Pues bien, la obra por excelencia de Jesús, el santo de los santos de
sus misterios, es su sagrada Pasión, por el cruento sacrificio de la cruz, Cristo acaba
de dar la vida divina a los hombres, y mediante él les restituye su dignidad de hijos de
Dios. Jesús quiso asociar a su Madre a este misterio con un carácter especialísimo, y
María se unió tan plenamente a la voluntad de su Hijo Redentor, que comparte con El
verdaderamente, si bien guardando su condición de simple criatura, la gloria de habernos
dado a luz, en aquel momento, a la vida de la gracia.
Vayamos al Calvario en el instante en que Cristo Jesús va a consumar
la obra que su Padre le encomendara en el mundo.- Nuestro Señor ha llegado al final de su
misión apostólica en la tierra; va a reconciliar con Dios a todo el género humano.
¿Quién está al pie de la cruz en aquel supremo instante? María, su Madre, con Juan, el
discípulo amado, y otras cuantas mujeres (Jn 19,25). Allí está de pie; acaba de renovar
la ofrenda de su Hijo que hizo mucho antes al presentarle en el Templo, en este momento
ofrece al Padre, para rescate del mundo,·«el fruto bendito de su vientre». Sólo quedan
a Jesús cortos instantes de vida; luego, el sacrificio estará consumado, y devuelta a
los hombres la gracia divina. Quiere darnos por madre a María y esto constituye una de
las formas de esta gran verdad: que Cristo se unió en la Encarnación a todo el género
humano; los escogidos forman el cuerpo místico de Cristo, del que no pueden ser
separados. Cristo nos dará a su Madre para que sea también la nuestra en el orden
espiritual; María no nos separará de Jesús, su Hijo, nuestra cabeza.
Antes, pues, de expirar y «de acabar, como dice San Pablo, la
conquista del pueblo de las almas, del cual quiere hacer su reino glorioso» (Ef 5,
25-27), Jesús ve al pie de la cruz a su Madre, sumida en la mayor angustia, y a su
discípulo Juan, tan amado suyo, aquel mismo que oyó y nos refiere sus últimas palabras.

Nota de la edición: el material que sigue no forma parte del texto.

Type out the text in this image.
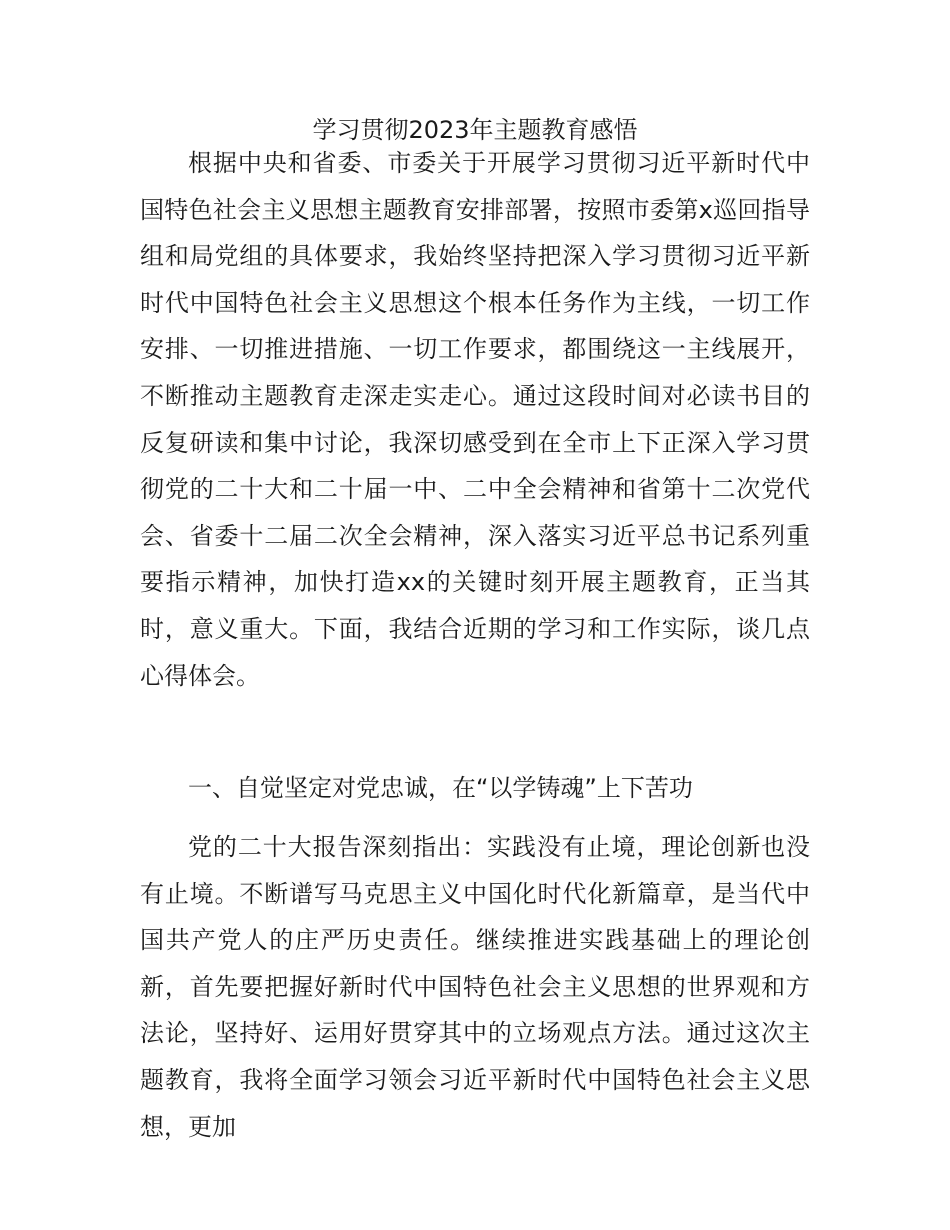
学习贯彻2023年主题教育感悟

根据中央和省委、市委关于开展学习贯彻习近平新时代中国特色社会主义思想主题教育安排部署，按照市委第x巡回指导组和局党组的具体要求，我始终坚持把深入学习贯彻习近平新时代中国特色社会主义思想这个根本任务作为主线，一切工作安排、一切推进措施、一切工作要求，都围绕这一主线展开，不断推动主题教育走深走实走心。通过这段时间对必读书目的反复研读和集中讨论，我深切感受到在全市上下正深入学习贯彻党的二十大和二十届一中、二中全会精神和省第十二次党代会、省委十二届二次全会精神，深入落实习近平总书记系列重要指示精神，加快打造xx的关键时刻开展主题教育，正当其时，意义重大。下面，我结合近期的学习和工作实际，谈几点心得体会。

一、自觉坚定对党忠诚，在“以学铸魂”上下苦功

党的二十大报告深刻指出：实践没有止境，理论创新也没有止境。不断谱写马克思主义中国化时代化新篇章，是当代中国共产党人的庄严历史责任。继续推进实践基础上的理论创新，首先要把握好新时代中国特色社会主义思想的世界观和方法论，坚持好、运用好贯穿其中的立场观点方法。通过这次主题教育，我将全面学习领会习近平新时代中国特色社会主义思想，更加
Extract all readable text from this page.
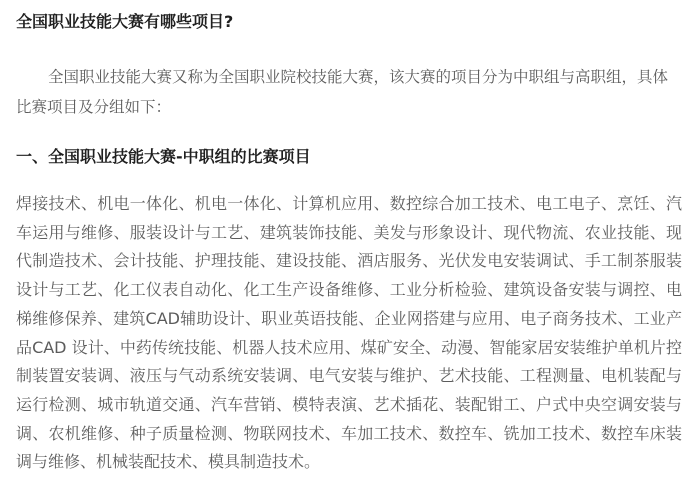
全国职业技能大赛有哪些项目?

全国职业技能大赛又称为全国职业院校技能大赛，该大赛的项目分为中职组与高职组，具体比赛项目及分组如下：

一、全国职业技能大赛-中职组的比赛项目

焊接技术、机电一体化、机电一体化、计算机应用、数控综合加工技术、电工电子、烹饪、汽车运用与维修、服装设计与工艺、建筑装饰技能、美发与形象设计、现代物流、农业技能、现代制造技术、会计技能、护理技能、建设技能、酒店服务、光伏发电安装调试、手工制茶服装设计与工艺、化工仪表自动化、化工生产设备维修、工业分析检验、建筑设备安装与调控、电梯维修保养、建筑CAD辅助设计、职业英语技能、企业网搭建与应用、电子商务技术、工业产品CAD 设计、中药传统技能、机器人技术应用、煤矿安全、动漫、智能家居安装维护单机片控制装置安装调、液压与气动系统安装调、电气安装与维护、艺术技能、工程测量、电机装配与运行检测、城市轨道交通、汽车营销、模特表演、艺术插花、装配钳工、户式中央空调安装与调、农机维修、种子质量检测、物联网技术、车加工技术、数控车、铣加工技术、数控车床装调与维修、机械装配技术、模具制造技术。
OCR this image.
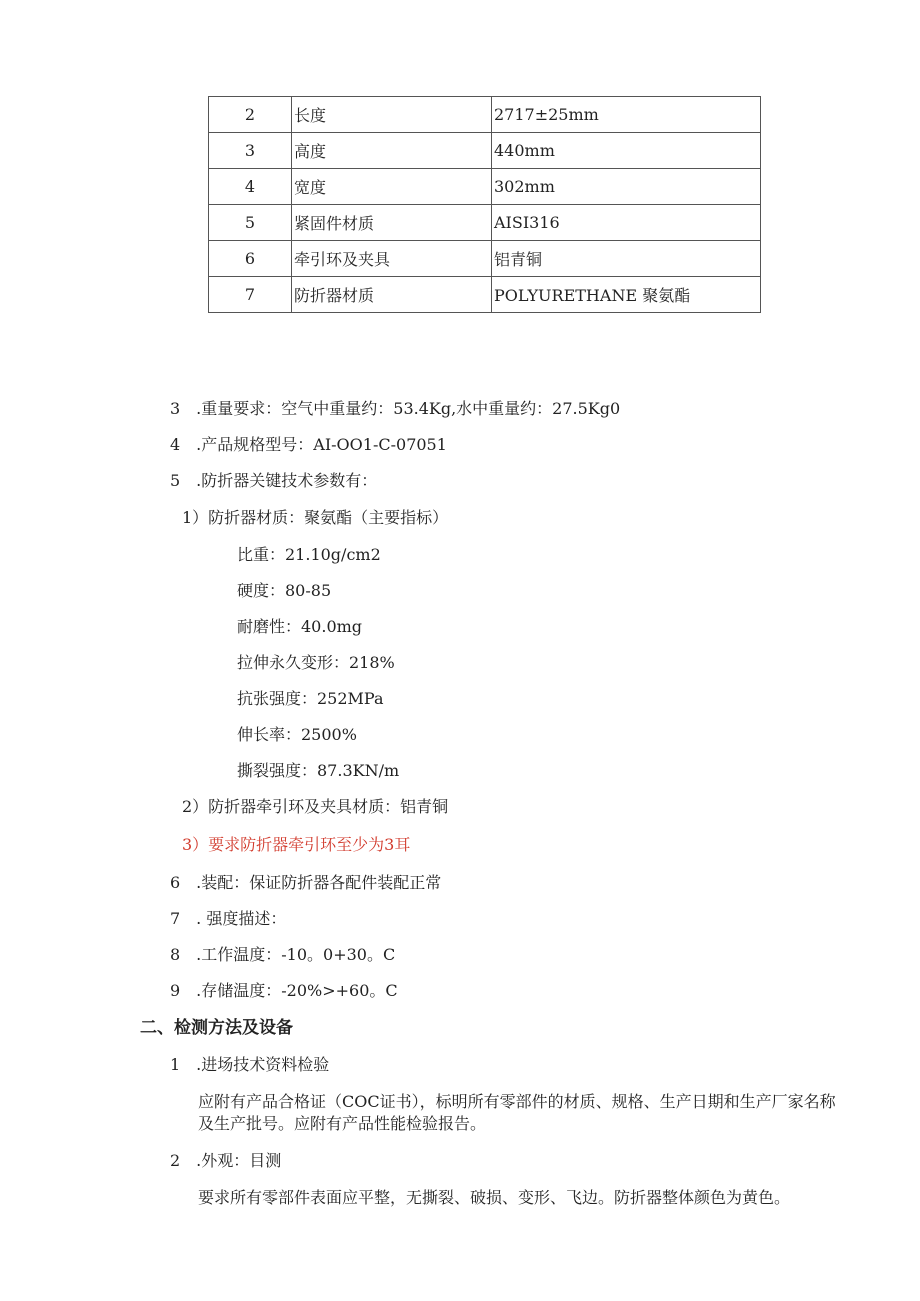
2	长度	2717±25mm
3	高度	440mm
4	宽度	302mm
5	紧固件材质	AISI316
6	牵引环及夹具	铝青铜
7	防折器材质	POLYURETHANE 聚氨酯
3　.重量要求：空气中重量约：53.4Kg,水中重量约：27.5Kg0
4　.产品规格型号：AI-OO1-C-07051
5　.防折器关键技术参数有：
1）防折器材质：聚氨酯（主要指标）
比重：21.10g∕cm2
硬度：80-85
耐磨性：40.0mg
拉伸永久变形：218%
抗张强度：252MPa
伸长率：2500%
撕裂强度：87.3KN∕m
2）防折器牵引环及夹具材质：铝青铜
3）要求防折器牵引环至少为3耳
6　.装配：保证防折器各配件装配正常
7　. 强度描述：
8　.工作温度：-10。0+30。C
9　.存储温度：-20%>+60。C
二、检测方法及设备
1　.进场技术资料检验
应附有产品合格证（COC证书），标明所有零部件的材质、规格、生产日期和生产厂家名称及生产批号。应附有产品性能检验报告。
2　.外观：目测
要求所有零部件表面应平整，无撕裂、破损、变形、飞边。防折器整体颜色为黄色。
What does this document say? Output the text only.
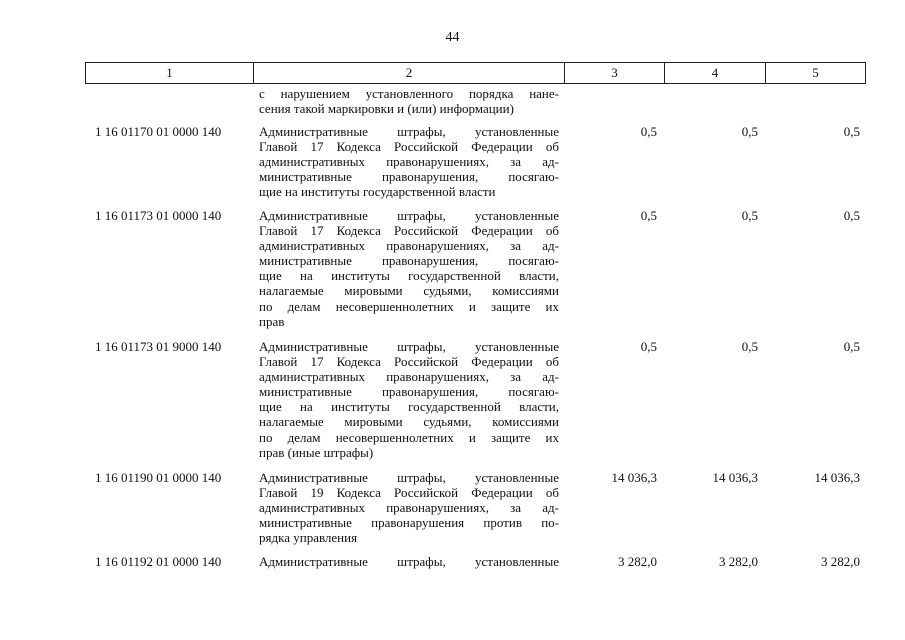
44
1	2	3	4	5
с нарушением установленного порядка нане-
сения такой маркировки и (или) информации)
1 16 01170 01 0000 140	Административные штрафы, установленные
Главой 17 Кодекса Российской Федерации об
административных правонарушениях, за ад-
министративные правонарушения, посягаю-
щие на институты государственной власти
0,5	0,5	0,5
1 16 01173 01 0000 140	Административные штрафы, установленные
Главой 17 Кодекса Российской Федерации об
административных правонарушениях, за ад-
министративные правонарушения, посягаю-
щие на институты государственной власти,
налагаемые мировыми судьями, комиссиями
по делам несовершеннолетних и защите их
прав
0,5	0,5	0,5
1 16 01173 01 9000 140	Административные штрафы, установленные
Главой 17 Кодекса Российской Федерации об
административных правонарушениях, за ад-
министративные правонарушения, посягаю-
щие на институты государственной власти,
налагаемые мировыми судьями, комиссиями
по делам несовершеннолетних и защите их
прав (иные штрафы)
0,5	0,5	0,5
1 16 01190 01 0000 140	Административные штрафы, установленные
Главой 19 Кодекса Российской Федерации об
административных правонарушениях, за ад-
министративные правонарушения против по-
рядка управления
14 036,3	14 036,3	14 036,3
1 16 01192 01 0000 140	Административные штрафы, установленные	3 282,0	3 282,0	3 282,0
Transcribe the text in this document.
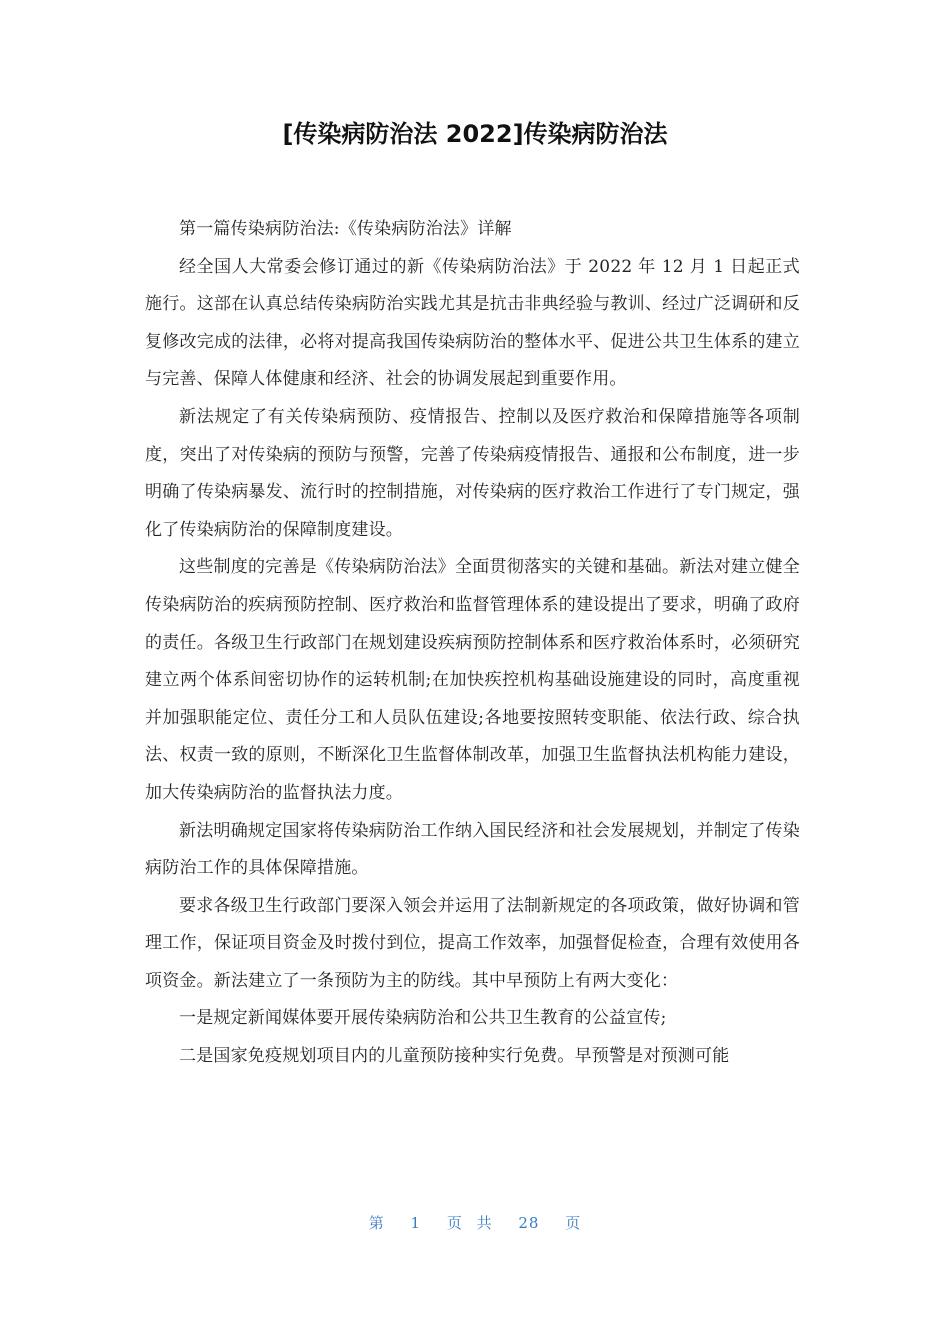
[传染病防治法 2022]传染病防治法

第一篇传染病防治法:《传染病防治法》详解

经全国人大常委会修订通过的新《传染病防治法》于 2022 年 12 月 1 日起正式施行。这部在认真总结传染病防治实践尤其是抗击非典经验与教训、经过广泛调研和反复修改完成的法律，必将对提高我国传染病防治的整体水平、促进公共卫生体系的建立与完善、保障人体健康和经济、社会的协调发展起到重要作用。

新法规定了有关传染病预防、疫情报告、控制以及医疗救治和保障措施等各项制度，突出了对传染病的预防与预警，完善了传染病疫情报告、通报和公布制度，进一步明确了传染病暴发、流行时的控制措施，对传染病的医疗救治工作进行了专门规定，强化了传染病防治的保障制度建设。

这些制度的完善是《传染病防治法》全面贯彻落实的关键和基础。新法对建立健全传染病防治的疾病预防控制、医疗救治和监督管理体系的建设提出了要求，明确了政府的责任。各级卫生行政部门在规划建设疾病预防控制体系和医疗救治体系时，必须研究建立两个体系间密切协作的运转机制;在加快疾控机构基础设施建设的同时，高度重视并加强职能定位、责任分工和人员队伍建设;各地要按照转变职能、依法行政、综合执法、权责一致的原则，不断深化卫生监督体制改革，加强卫生监督执法机构能力建设，加大传染病防治的监督执法力度。

新法明确规定国家将传染病防治工作纳入国民经济和社会发展规划，并制定了传染病防治工作的具体保障措施。

要求各级卫生行政部门要深入领会并运用了法制新规定的各项政策，做好协调和管理工作，保证项目资金及时拨付到位，提高工作效率，加强督促检查，合理有效使用各项资金。新法建立了一条预防为主的防线。其中早预防上有两大变化：

一是规定新闻媒体要开展传染病防治和公共卫生教育的公益宣传;

二是国家免疫规划项目内的儿童预防接种实行免费。早预警是对预测可能

第 1 页 共 28 页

Jesús dice a su Madre: «Mujer, he ahí a tu hijo»; y luego al discípulo: «He ahí a
tu madre» (Jn 19, 25-27).- San Juan, en este caso, nos representa a todos; es a nosotros
a quienes lega Jesús su Madre, cuando ya va a expirar. ¿No es El acaso nuestro «hermano
mayor»? ¿No estamos nosotros predestinados a asemejarnos a El para que sea el
nprimogénito de una muchedumbre de hermanos»? (Rm 8,29). Luego si Jesucristo se hizo
nuestro hermano mayor al tomar de María una naturaleza como la nuestra que le hizo
participar de nuestro linaje, ¿qué tiene de extraño que al morir nos diera por madre en
el orden de la gracia a la que fue su Madre en el orden de la naturaleza humana?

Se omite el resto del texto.